US 12,190,888 B2
System and method for secure training of speech processing systems
Shou-Chun Yin, Brossard (CA); Junho Park, Bedford, MA (US); Dushyant Sharma, Tracy, CA (US); DoYeong Kim, Lexington, MA (US); and Francesco Nespoli, London (GB)
Assigned to Microsoft Technology Licensing, LLC, Redmond, WA (US)
Filed by Nuance Communications, Inc., Burlington, MA (US)
Filed on Jun. 15, 2022, as Appl. No. 17/840,795.
Prior Publication US 2023/0410814 A1, Dec. 21, 2023
Int. Cl. G10L 15/26 (2006.01); G10L 13/04 (2013.01); G10L 15/06 (2013.01)

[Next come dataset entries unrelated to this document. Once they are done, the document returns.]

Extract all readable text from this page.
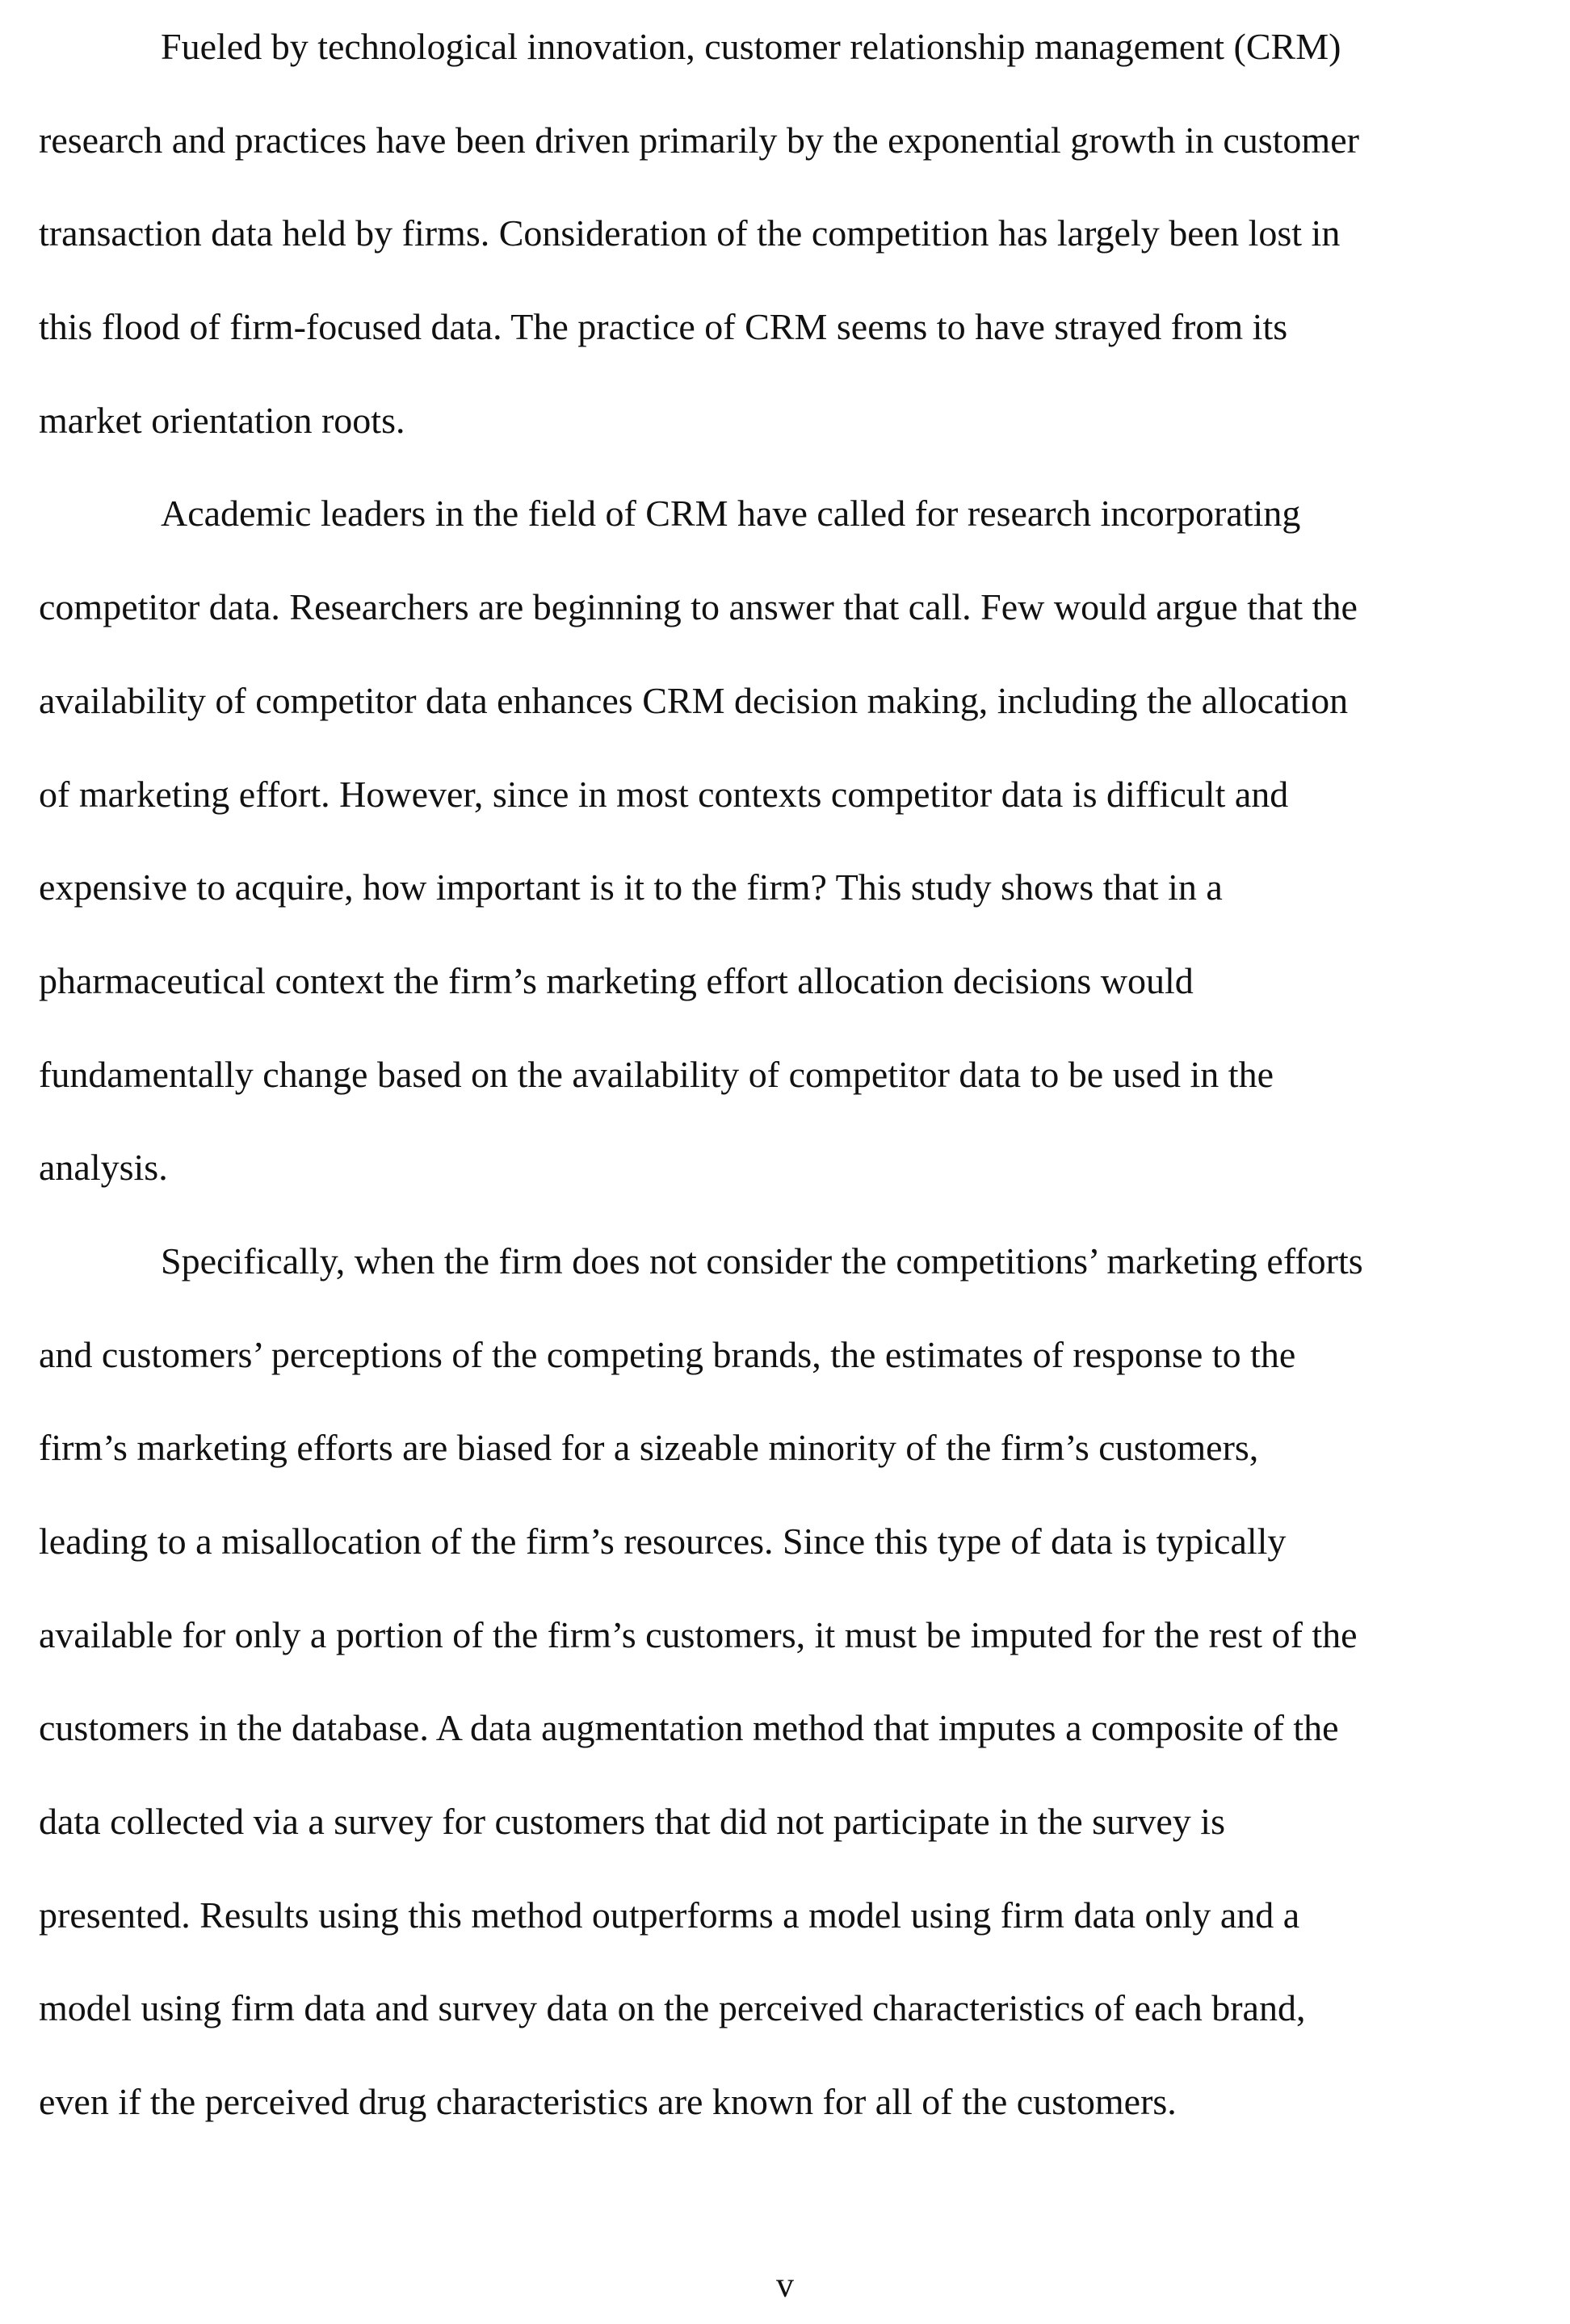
Fueled by technological innovation, customer relationship management (CRM)
research and practices have been driven primarily by the exponential growth in customer
transaction data held by firms. Consideration of the competition has largely been lost in
this flood of firm-focused data. The practice of CRM seems to have strayed from its
market orientation roots.
Academic leaders in the field of CRM have called for research incorporating
competitor data. Researchers are beginning to answer that call. Few would argue that the
availability of competitor data enhances CRM decision making, including the allocation
of marketing effort. However, since in most contexts competitor data is difficult and
expensive to acquire, how important is it to the firm? This study shows that in a
pharmaceutical context the firm’s marketing effort allocation decisions would
fundamentally change based on the availability of competitor data to be used in the
analysis.
Specifically, when the firm does not consider the competitions’ marketing efforts
and customers’ perceptions of the competing brands, the estimates of response to the
firm’s marketing efforts are biased for a sizeable minority of the firm’s customers,
leading to a misallocation of the firm’s resources. Since this type of data is typically
available for only a portion of the firm’s customers, it must be imputed for the rest of the
customers in the database. A data augmentation method that imputes a composite of the
data collected via a survey for customers that did not participate in the survey is
presented. Results using this method outperforms a model using firm data only and a
model using firm data and survey data on the perceived characteristics of each brand,
even if the perceived drug characteristics are known for all of the customers.
v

CPC G10L 15/26 (2013.01) [G10L 13/04 (2013.01); G10L 15/063 (2013.01)] 20 Claims
OG exemplary drawing
 
1. A computer-implemented method, executed on a computing device, comprising:
generating an obscured speech signal from an input speech signal and an obscured transcription from a transcription of the input speech signal, wherein the obscured speech signal and the obscured transcription include obscured representations of sensitive content from the input speech signal and the transcription of the input speech signal;
extracting a speaker embedding from the input speech signal;
generating a speaker embedding delta based upon, at least in part, the extracted speaker embedding and a synthetic speaker embedding;
generating a synthetic speech signal from the obscured speech signal using the synthetic speaker embedding;
generating a residual signal based upon, at least in part, the obscured speech signal and the speaker embedding delta; and
training a speech processing system using the obscured transcription, the synthetic speech signal, the speaker embedding delta, and the residual signal.